Shares of Micron Technology, Inc. (NASDAQ:MU) rallied 7.4% last Friday after the company reported better-than-expected results for its most recent quarter. Although MU stock has risen sharply over the past 12 months, the primary trend remains higher.
When Micron announced strong results and promising guidance last week, analysts were quick to follow suit and raise their price targets for the stock. For example, JPMorgan raised its target from $33 per share to $38. Deutsche Bank propped its target on MU shares from $30 to $35.
In my proprietary research, I have found mixed results over time regarding stocks reaching analyst price targets. However, when combined with a solid growth story and supporting charts — which is what we have right now in MU stock — stocks don’t often just meet these price targets, but easily surpass them. This then leads analysts to continuously raise their PTs until greed takes over and expectations get too high.
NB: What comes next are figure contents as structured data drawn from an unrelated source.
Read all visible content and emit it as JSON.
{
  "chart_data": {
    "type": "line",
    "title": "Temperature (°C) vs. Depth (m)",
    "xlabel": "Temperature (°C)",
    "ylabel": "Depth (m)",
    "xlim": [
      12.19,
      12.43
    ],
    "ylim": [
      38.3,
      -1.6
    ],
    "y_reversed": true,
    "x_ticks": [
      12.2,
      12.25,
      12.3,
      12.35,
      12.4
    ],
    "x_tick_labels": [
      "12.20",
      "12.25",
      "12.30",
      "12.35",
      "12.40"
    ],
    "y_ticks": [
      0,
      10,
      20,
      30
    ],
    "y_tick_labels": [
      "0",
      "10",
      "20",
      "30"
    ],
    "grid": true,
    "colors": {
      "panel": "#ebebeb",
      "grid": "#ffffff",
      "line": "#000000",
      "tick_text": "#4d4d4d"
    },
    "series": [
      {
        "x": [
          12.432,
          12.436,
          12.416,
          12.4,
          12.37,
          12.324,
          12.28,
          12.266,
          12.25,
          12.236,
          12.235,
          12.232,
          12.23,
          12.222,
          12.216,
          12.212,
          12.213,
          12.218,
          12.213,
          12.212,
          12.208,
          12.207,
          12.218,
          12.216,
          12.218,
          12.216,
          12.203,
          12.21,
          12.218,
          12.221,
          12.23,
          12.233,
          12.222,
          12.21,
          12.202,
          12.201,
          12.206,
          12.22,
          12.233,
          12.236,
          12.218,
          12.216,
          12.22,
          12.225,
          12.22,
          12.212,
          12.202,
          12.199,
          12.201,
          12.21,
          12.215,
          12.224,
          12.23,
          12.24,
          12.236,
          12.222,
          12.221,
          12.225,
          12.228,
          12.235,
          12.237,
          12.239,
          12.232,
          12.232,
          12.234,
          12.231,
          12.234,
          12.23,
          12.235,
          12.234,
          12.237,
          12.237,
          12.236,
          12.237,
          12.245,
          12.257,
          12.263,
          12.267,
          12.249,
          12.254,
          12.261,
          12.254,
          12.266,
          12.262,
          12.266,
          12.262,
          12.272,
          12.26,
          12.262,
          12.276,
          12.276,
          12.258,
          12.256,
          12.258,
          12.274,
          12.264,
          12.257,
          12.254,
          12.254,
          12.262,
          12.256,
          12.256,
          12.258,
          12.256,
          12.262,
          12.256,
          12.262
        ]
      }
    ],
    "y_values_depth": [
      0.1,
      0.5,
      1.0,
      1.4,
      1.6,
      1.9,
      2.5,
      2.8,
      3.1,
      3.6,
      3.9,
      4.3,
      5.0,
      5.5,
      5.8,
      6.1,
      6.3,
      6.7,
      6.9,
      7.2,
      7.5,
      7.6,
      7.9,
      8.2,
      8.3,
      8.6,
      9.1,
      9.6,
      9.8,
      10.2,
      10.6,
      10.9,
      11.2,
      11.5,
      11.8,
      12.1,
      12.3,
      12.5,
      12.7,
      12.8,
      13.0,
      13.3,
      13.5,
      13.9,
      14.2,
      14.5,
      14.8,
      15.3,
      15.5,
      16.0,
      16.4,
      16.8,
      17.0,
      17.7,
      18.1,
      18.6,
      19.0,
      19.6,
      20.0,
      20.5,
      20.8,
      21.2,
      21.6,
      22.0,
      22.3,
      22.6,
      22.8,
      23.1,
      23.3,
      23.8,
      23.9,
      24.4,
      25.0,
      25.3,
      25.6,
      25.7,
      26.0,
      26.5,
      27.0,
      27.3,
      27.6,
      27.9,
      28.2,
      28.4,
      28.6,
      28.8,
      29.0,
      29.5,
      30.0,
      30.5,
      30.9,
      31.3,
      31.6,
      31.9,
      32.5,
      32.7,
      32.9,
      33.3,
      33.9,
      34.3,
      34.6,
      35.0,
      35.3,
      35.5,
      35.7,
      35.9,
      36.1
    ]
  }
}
Lastly, analysts end up greatly missing the major turning points — both in company fundamentals, and in stock prices.
Let’s move on to Micron’s charts.
MU Stock Charts
We see on the multiyear weekly chart that Micron was a great breakout story from mid-2013 into late 2014. The wind then quickly changed, leading to a whopping 75% drop over the ensuing 13 months that fully retraced the entire 2013-14 breakout.
However, note that despite the big drop, MU stock found support around the $10 area, which in years past had acted as a lid on the stock. So, with former resistance turning into technical support, Micron began clawing its way back up from the early 2016 lows in a trend that remains intact to this day.
Trend followers and active investors alike should continue to respect this trend until it ends and the lower end of the uptrending parallels is violated for good.
On the daily chart, we see that since spring 2016, the 50-day simple moving average (yellow) has held as notable support.
Until last Friday, the upper end of this uptrend had not been violated, but the post-earnings giddiness last week was too strong to keep Micron stock within this channel.
Through a technical lens, at this juncture I would argue that last Friday’s up-gap may have been an exhaustion gap. That is to say, MU stock likely must consolidate before a next better leg higher — and thus better entry points to the long side — appears. Specifically, Micron should be a better buy again somewhere in the mid-$20s after it has cooled off.
Quick traders could try to play MU to the short side into the mid-$20s using the $30 area as a well-defined stop-loss. More patient traders could wait for the next bullish reversal to appear following a consolidation period, which then may be the sign for a next leg higher into the low to mid-$30s.